## Named Entities


Named entities are specific items in a text that belong to categories like "person", "place", "organization", "date", "currency", "location"...

https://en.wikipedia.org/wiki/Named-entity_recognition

A good overview article: http://nlp.cs.nyu.edu/sekine/papers/li07.pdf




Check out the demos at https://www.textrazor.com/demo and http://nlp.stanford.edu:8080/corenlp/process.


In [None]:
import nltk
import nlp_utilities as mytools

### Here's another way to download stuff you need from NLTK. You may need the first two but should have the second 2 already.

In [None]:
nltk.download('maxent_ne_chunker')
nltk.download('words')
#nltk.download('punkt')
#nltk.download('averaged_perceptron_tagger')

In [None]:
filenames = mytools.get_filenames("data/SOTUsince1945/")

In [None]:
# Pick the first one.
filenames[0]

In [None]:
text = mytools.load_texts_as_string([filenames[0]])

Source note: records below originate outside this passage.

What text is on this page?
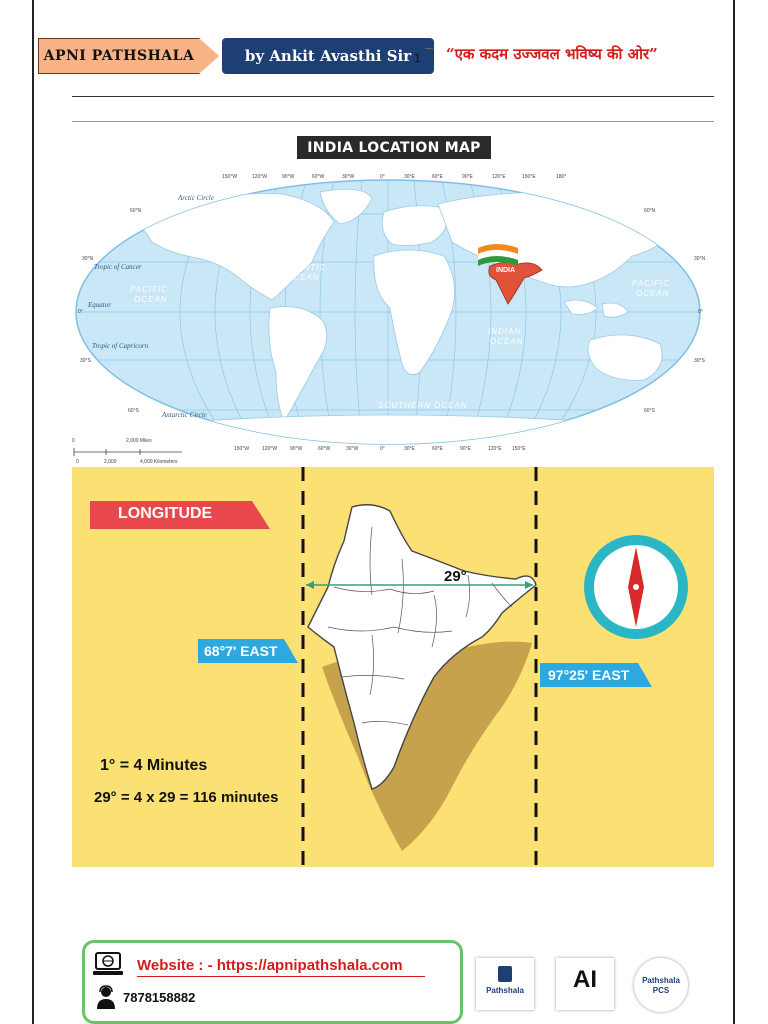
APNI PATHSHALA	by Ankit Avasthi Sir 1 “एक कदम उज्जवल भविष्य की ओर”
INDIA
ATLANTIC
OCEAN
PACIFIC
OCEAN
PACIFIC
OCEAN
INDIAN
OCEAN
SOUTHERN OCEAN
ARCTIC OCEAN
Arctic Circle
Tropic of Cancer
Equator
Tropic of Capricorn
Antarctic Circle
60°N
30°N
0°
30°S
60°S
60°N
30°N
0°
30°S
60°S
150°W	120°W	90°W	60°W	30°W	0°	30°E	60°E	90°E	120°E	150°E	180°
150°W	120°W	90°W	60°W	30°W	0°	30°E	60°E	90°E	120°E 150°E
0	2,000 Miles
0	2,000	4,000 Kilometers
INDIA LOCATION MAP
29°
LONGITUDE
68°7' EAST
97°25' EAST
1° = 4 Minutes
29° = 4 x 29 = 116 minutes
Website : - https://apnipathshala.com
7878158882	Pathshala	AI	Pathshala PCS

We need just the text itself... so we have to get it out of the dictionary by making the values a list and taking the 0'th.   Another option would've been to just read the file in a statement...

In [None]:
sample = list(text.values())[0]
sample

In [None]:
# or reading the file itself, without using our utility and the dictionary thing:
with (open(filenames[0], errors="ignore")) as handle:
    sample = handle.read()

In [None]:
sample

In [None]:
def extract_entity_names(tree):
    # code adapted from https://gist.github.com/onyxfish/322906
    entity_names = []
    if hasattr(tree, 'label') and tree.label:
        if tree.label() == 'NE':  # for "named entity"
            entity_names.append(' '.join([child[0] for child in tree]))
        else:
            for child in tree:
                entity_names.extend(extract_entity_names(child))
    return entity_names

In [None]:
sentences = nltk.sent_tokenize(sample)
tokenized_sentences = [nltk.word_tokenize(sentence) for sentence in sentences]
tagged_sentences = [nltk.pos_tag(sentence) for sentence in tokenized_sentences]
chunked_sentences = nltk.ne_chunk_sents(tagged_sentences, binary=True)

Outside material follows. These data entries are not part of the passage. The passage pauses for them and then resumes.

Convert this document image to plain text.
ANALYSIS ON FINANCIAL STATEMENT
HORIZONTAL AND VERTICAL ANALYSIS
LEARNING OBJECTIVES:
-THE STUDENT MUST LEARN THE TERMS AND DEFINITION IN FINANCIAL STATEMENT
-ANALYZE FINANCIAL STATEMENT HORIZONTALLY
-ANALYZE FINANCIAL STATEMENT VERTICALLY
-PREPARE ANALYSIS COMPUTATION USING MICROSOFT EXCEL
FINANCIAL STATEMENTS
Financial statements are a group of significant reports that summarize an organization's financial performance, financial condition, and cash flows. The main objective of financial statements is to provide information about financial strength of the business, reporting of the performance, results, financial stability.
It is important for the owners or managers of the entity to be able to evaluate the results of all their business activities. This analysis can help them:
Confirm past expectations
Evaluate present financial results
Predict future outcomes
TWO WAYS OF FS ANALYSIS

# chunked sentences is a generaor, which means you can't see it unless you do 'list' on it. but you can iterate over it.
list(chunked_sentences)


In [None]:
entity_names = []
for sent in chunked_sentences:
    # Print results per sentence
    entities = extract_entity_names(sent)
    # Not all sentences have entities in them!
    if entities:
        print(entities)
    entity_names.extend(entities)   # extend means to add to the list end. http://thomas-cokelaer.info/blog/2011/03/post-2/

In [None]:
# Print unique entity names.
print(set(entity_names))

In [None]:
from collections import Counter

Counter(entity_names).most_common(10)

##  Optional: Compare to SpaCy

In [None]:
import spacy

In [None]:
nlp = spacy.load('en')
doc = nlp(sample)

spacy_ents = []
for ent in doc.ents:
    print(ent.text, ent.label_)
    spacy_ents.append(ent.text)   # we append here because it's not a list per entity

In [None]:
Counter(spacy_ents).most_common(10)